High school students who work face unique challenges. While they may thrive in the workforce and benefit from the financial gains and real-life experience of holding a job, they often have difficulty balancing work and school. They need educators who understand their situation and can help them stay on track to graduate.

The Children’s Guild Alliance launched The Academy for Working Students (TAWS) to address the struggles of working high school seniors. The innovative TAWS program gives students the opportunity to create a flexible school schedule that fits around their work commitments. Students receive support from mentors and career coaches and develop individual career plans to boost their graduation success.

“A full-day school schedule did not work for me,” says Alexandra Tsytsareva, who worked 30-37 hours per week at a childcare center while participating in TAWS. A very independent person at an early age, Ms. Tsytsareva says, “TAWS gave me the ability to manage my own schedule and have responsibility over my life.” She graduated high school this spring and is pursuing a degree in education at City College of New York. She looks forward to a career in early childhood education and one day owning a childcare center.

Genesis Velasquez joined TAWS after discovering she was pregnant. “I wanted to get my diploma on time but needed flexibility,” she says. Through TAWS she was able to graduate from high school and stay at home with her child. Ms. Velasquez works part-time as a dog sitter and is exploring other work-from-home opportunities. She plans to attend Montgomery College and is interested in becoming a certified personal trainer and having a career in the health industry.

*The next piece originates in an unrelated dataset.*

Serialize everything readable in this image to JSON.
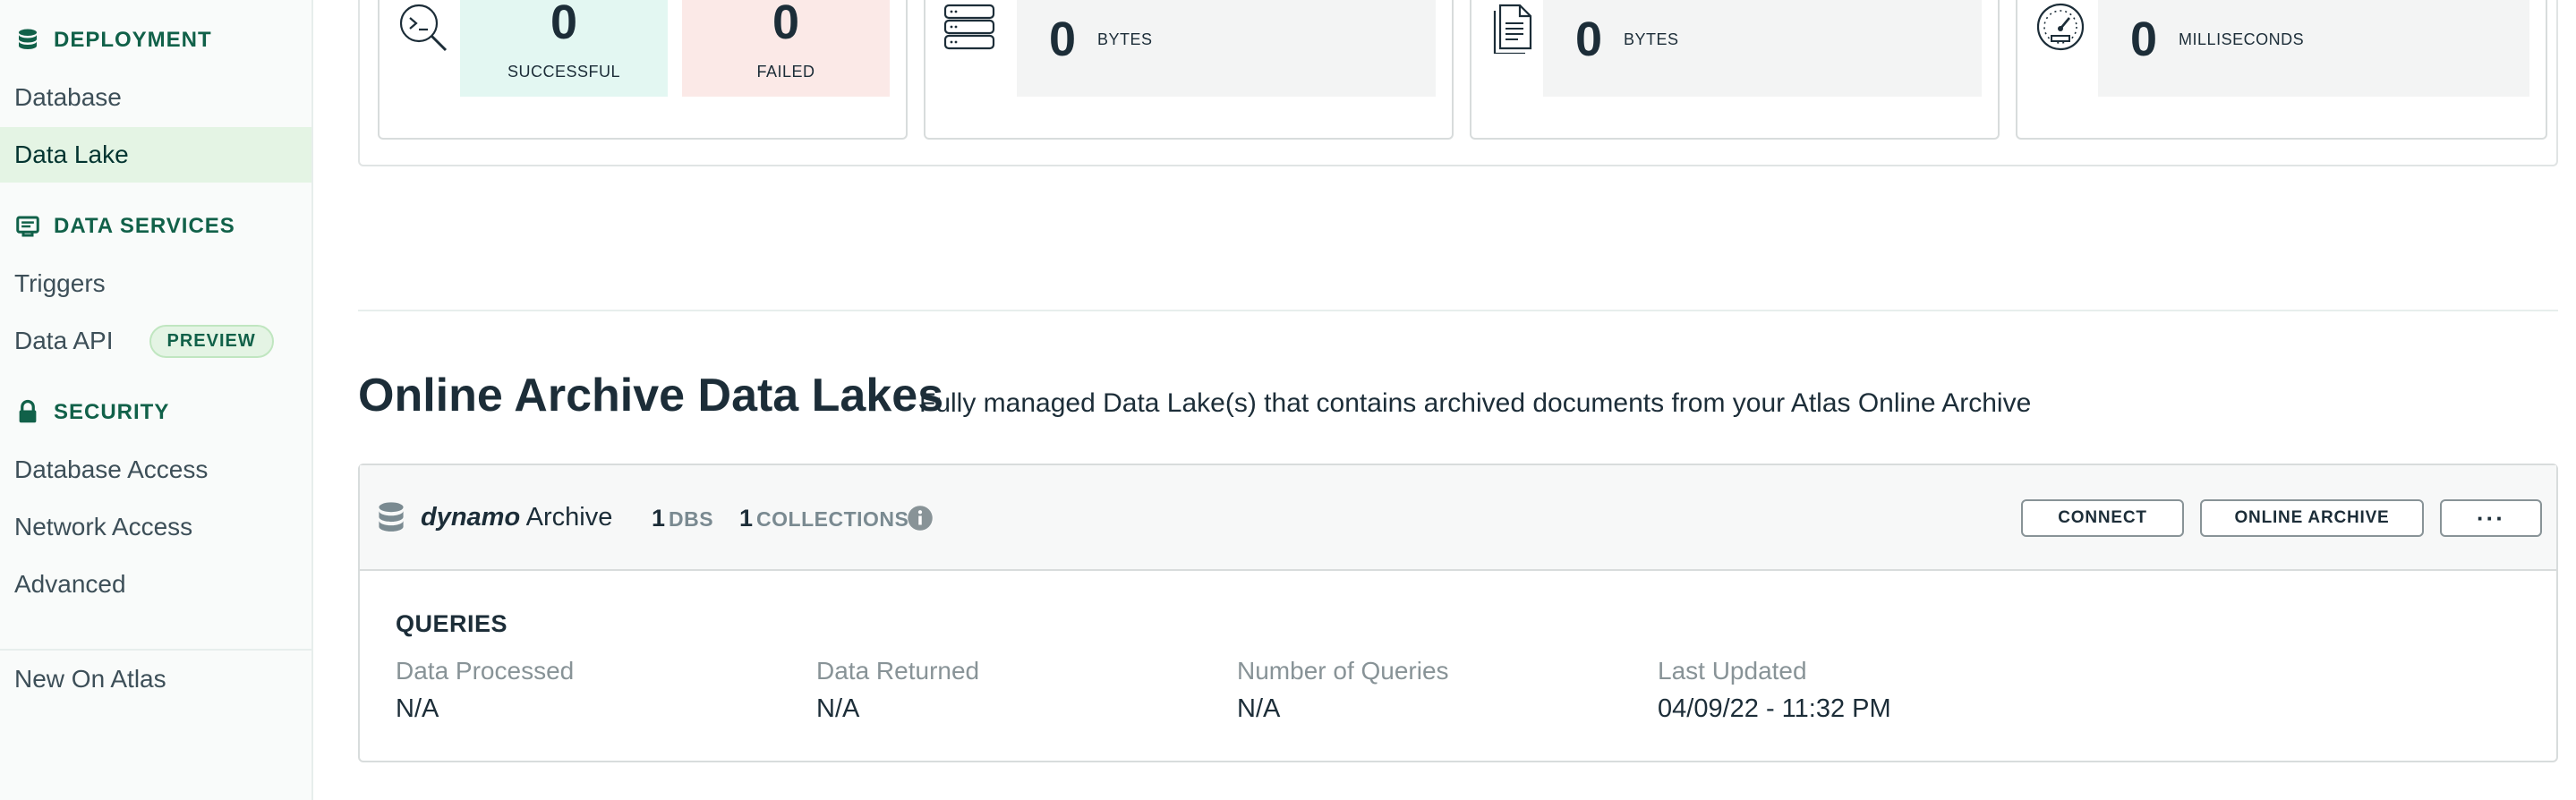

Roderick Dreher enrolled in TAWS so he could support his family during a time of crisis. His older brother had been critically injured in a car accident and required around-the-clock care. His younger sister was just starting kindergarten and needed help getting ready for school. Even before his brother’s accident, Mr. Dreher had held a job at a local retirement community. By participating in TAWS, Mr. Dreher could pick up additional shifts at work and still help out at home.

He graduated with his class and was able to attend school events when his schedule allowed. He says, “It was difficult, but I feel prepared for the future, and I don’t feel like I missed out on the high school experience.” He is majoring in biology at Coppin State University with the goal of becoming a pharmacist.